As if he doesn’t have enough on his plate with Colombia’s recent drug decertification – widely seen as a personal snub from the US government – President Petro waded into even murkier waters this week by publicly picking on people called Brayan.
In a discourse widely repeated on social media, the head of state declared “that in every poor barrio there is a ‘Brayan’ who leaves women pregnant and abandoned.”
Petro initially broached the important social issue of teenage pregnancies in Bogotá, but true to style went off script with a swipe at “lost young men called Brayan,” stereotyping them as absent fathers.
True, in Colombia the name Brayan – which is the hispanicized spelling of ‘Brian’ – has long evoked the image of a streetwise youth from the poor side of town. But for Petro, a typical Brayan – as he commented in a televised cabinet meeting – was “a vampire-like, greedy and selfish [person], who did not protect women or their children.”
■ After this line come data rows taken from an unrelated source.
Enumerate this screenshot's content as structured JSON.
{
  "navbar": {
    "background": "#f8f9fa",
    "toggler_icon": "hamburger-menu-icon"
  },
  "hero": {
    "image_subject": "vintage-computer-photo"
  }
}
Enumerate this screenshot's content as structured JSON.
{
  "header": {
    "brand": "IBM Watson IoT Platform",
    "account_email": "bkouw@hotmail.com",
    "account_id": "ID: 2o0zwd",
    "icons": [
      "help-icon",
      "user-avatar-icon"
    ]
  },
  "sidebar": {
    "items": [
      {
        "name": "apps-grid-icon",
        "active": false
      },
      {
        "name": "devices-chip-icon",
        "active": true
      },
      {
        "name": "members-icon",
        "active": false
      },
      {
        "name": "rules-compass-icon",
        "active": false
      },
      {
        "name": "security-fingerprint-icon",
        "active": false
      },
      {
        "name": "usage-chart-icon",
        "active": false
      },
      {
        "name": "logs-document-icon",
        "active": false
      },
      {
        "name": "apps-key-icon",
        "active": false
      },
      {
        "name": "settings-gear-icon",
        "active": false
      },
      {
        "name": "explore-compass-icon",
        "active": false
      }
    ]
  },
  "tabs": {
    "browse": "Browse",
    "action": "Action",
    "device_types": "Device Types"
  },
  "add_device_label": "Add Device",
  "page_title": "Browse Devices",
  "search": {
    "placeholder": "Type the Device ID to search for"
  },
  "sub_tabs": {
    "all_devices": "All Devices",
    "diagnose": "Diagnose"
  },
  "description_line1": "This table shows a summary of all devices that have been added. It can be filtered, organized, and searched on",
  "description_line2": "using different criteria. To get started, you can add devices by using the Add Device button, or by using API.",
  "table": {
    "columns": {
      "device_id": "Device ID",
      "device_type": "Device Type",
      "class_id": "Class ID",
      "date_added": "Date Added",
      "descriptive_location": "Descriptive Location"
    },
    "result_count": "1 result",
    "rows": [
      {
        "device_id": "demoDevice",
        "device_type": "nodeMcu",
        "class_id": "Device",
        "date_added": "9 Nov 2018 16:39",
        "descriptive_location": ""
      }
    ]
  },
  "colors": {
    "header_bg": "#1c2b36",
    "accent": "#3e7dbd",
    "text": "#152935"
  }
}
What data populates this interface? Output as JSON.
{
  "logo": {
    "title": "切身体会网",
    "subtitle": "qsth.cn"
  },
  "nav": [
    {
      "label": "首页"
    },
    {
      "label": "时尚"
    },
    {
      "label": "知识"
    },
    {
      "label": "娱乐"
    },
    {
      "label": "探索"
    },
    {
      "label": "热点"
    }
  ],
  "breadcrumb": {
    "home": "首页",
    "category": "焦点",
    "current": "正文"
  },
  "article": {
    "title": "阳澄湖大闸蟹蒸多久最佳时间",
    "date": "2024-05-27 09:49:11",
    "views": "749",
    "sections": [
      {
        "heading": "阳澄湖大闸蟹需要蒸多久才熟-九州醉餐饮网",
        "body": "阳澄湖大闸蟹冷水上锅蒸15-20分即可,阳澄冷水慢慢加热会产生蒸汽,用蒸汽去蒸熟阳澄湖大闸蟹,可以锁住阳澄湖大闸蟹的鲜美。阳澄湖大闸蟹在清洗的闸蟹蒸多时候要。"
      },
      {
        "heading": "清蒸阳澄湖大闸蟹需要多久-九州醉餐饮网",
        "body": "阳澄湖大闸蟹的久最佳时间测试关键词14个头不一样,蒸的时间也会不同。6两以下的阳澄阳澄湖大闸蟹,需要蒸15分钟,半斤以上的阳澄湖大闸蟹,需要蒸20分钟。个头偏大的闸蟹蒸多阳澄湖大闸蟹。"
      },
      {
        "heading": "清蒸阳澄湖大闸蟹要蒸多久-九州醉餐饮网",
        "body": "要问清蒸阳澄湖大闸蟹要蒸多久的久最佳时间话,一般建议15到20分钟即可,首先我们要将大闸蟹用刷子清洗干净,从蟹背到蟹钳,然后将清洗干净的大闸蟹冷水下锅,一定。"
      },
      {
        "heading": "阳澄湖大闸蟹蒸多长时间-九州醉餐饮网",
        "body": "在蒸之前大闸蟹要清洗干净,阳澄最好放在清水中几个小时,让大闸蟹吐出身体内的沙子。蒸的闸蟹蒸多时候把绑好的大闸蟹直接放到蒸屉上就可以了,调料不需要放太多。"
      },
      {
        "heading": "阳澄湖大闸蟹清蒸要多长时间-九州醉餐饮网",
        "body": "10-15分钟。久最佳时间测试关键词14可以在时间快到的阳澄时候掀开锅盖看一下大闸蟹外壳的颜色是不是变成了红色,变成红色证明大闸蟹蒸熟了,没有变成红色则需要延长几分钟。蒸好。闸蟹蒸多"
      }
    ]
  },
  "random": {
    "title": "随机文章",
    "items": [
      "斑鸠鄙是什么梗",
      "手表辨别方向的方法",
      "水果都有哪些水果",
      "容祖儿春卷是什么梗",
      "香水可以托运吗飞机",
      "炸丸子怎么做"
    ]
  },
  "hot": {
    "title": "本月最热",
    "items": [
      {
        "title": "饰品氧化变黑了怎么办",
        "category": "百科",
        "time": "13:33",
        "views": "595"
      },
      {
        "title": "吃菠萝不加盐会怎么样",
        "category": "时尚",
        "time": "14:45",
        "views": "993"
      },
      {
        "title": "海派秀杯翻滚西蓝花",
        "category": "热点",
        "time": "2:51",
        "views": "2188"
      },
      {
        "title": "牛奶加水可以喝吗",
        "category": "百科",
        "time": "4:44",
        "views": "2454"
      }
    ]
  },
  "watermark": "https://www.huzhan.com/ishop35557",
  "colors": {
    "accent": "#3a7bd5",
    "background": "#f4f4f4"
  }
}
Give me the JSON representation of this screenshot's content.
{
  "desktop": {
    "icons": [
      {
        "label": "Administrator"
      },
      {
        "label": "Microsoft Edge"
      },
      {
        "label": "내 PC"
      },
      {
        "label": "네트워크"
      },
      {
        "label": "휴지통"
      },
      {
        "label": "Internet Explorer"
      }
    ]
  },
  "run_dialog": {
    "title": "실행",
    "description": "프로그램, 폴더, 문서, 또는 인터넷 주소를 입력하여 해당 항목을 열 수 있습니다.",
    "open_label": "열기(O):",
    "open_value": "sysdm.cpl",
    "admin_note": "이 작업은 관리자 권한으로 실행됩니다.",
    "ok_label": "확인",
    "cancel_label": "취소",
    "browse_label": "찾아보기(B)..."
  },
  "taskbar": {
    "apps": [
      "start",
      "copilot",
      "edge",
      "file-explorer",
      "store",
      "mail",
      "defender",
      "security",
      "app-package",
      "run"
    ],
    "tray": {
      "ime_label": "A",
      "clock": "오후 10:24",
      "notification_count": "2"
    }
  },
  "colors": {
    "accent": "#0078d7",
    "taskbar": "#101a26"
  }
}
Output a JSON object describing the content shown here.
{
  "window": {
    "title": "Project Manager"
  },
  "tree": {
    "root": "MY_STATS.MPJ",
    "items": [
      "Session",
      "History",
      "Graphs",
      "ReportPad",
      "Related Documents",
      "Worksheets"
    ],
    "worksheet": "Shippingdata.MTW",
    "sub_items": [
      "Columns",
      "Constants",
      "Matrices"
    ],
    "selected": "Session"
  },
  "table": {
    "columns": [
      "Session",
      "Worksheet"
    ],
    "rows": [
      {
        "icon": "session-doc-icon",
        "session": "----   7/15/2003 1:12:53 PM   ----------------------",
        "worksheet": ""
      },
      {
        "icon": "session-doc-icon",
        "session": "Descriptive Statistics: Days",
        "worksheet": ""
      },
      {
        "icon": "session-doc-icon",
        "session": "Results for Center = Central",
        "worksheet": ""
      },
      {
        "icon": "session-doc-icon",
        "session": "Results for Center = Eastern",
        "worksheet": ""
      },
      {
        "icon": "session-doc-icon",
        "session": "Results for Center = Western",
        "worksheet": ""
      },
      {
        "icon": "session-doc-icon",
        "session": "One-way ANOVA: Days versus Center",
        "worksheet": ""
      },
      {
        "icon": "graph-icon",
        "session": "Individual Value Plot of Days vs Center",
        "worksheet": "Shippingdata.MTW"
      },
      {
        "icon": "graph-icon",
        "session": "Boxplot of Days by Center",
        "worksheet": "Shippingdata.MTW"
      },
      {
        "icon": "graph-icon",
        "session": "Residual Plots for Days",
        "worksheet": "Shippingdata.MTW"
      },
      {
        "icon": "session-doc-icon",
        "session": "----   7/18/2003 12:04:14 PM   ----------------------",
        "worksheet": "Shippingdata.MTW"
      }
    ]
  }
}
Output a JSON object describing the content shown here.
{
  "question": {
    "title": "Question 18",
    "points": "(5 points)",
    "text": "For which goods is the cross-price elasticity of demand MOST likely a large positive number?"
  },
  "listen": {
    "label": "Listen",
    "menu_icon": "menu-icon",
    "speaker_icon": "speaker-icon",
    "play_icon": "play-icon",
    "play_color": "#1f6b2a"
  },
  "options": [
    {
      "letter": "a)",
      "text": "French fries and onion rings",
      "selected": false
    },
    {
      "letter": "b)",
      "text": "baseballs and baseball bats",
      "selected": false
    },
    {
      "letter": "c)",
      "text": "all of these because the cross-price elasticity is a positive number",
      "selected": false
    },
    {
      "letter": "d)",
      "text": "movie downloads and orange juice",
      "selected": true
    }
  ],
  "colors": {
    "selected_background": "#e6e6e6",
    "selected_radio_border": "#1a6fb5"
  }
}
The push back came swiftly with calls on social media – many from people called Brayan – to denounce this presidential Brayan-bashing, while several people also formed the Association of Brayans of Colombia, or ABC for short.
Life of Brayan
“We are not a joke, we demand respect,” said content creator and ABC founder Brayan Mantilla, also known as “El Brayan”, whose video of himself and 11 other Brayans quickly went viral.
In the video each Brayan proudly shows their ID card while announcing their profession: nurse, mechanical engineer, lecturer, administrator.
“There are hardworking individuals named Brayan, who have dreams and are striving for a better future,” said El Brayan.
“We are not to blame for the name our parents gave us, and we demand to be treated with dignity.”
Colombia’s Brayans can perhaps take heart from the fact that theirs is just the latest in a long line of popular names becoming a code for an archetype: England has long had its posh ‘Henrys’, with ‘Sharon and Tracey’ at the opposite end of the class spectrum, with ‘Tom, Dick and Harry’ somewhere in between.
Meanwhile the US’s now-famous ‘Karens’ have recently been joined by ‘Chads’, while the Dutch everywoman is a ‘Gerda’, the Japanese have their hapless ‘Yuta’, and no Irish yarn is complete without a ‘Mick’ or a ‘Paddy’.
Whether it was wise though for a country’s supreme leader to be dishing out the discrimination remains to be seen; Colombian birth records show 165,538 Brayans registered in the country, according to data dug up by El Tiempo, a significant voting bloc.
Delinquent dads
Added to which the debate over the Los Brayans has obscured Petro’s original point that according to data reported in 2024, Colombia has the highest rate of single mothers in the world raising kids often with minimal financial support from absent fathers.
According to a study by the Universidad de Los Andes, 40% of Colombian children are born into homes with no father figure and where their mothers bear all costs of raising them. The same year a national census reported 12 million single mothers in the country.
Petro’s detractors have been keen to point out that the president himself could be stereotyped as a delinquent dad; he has fathered five children with three different mothers, including abandoning his first son who was later mixed up with narcotraffickers and money laundering.
“Is Petro a Brayan?” was plastered over the Internet this week, even as the Association of Brayans of Colombia proclaimed that “our name is not a meme”.
Association members seemed to relish their brief foray into the media spotlight this week. They may be less welcoming to their new namesake: “President Brayan”.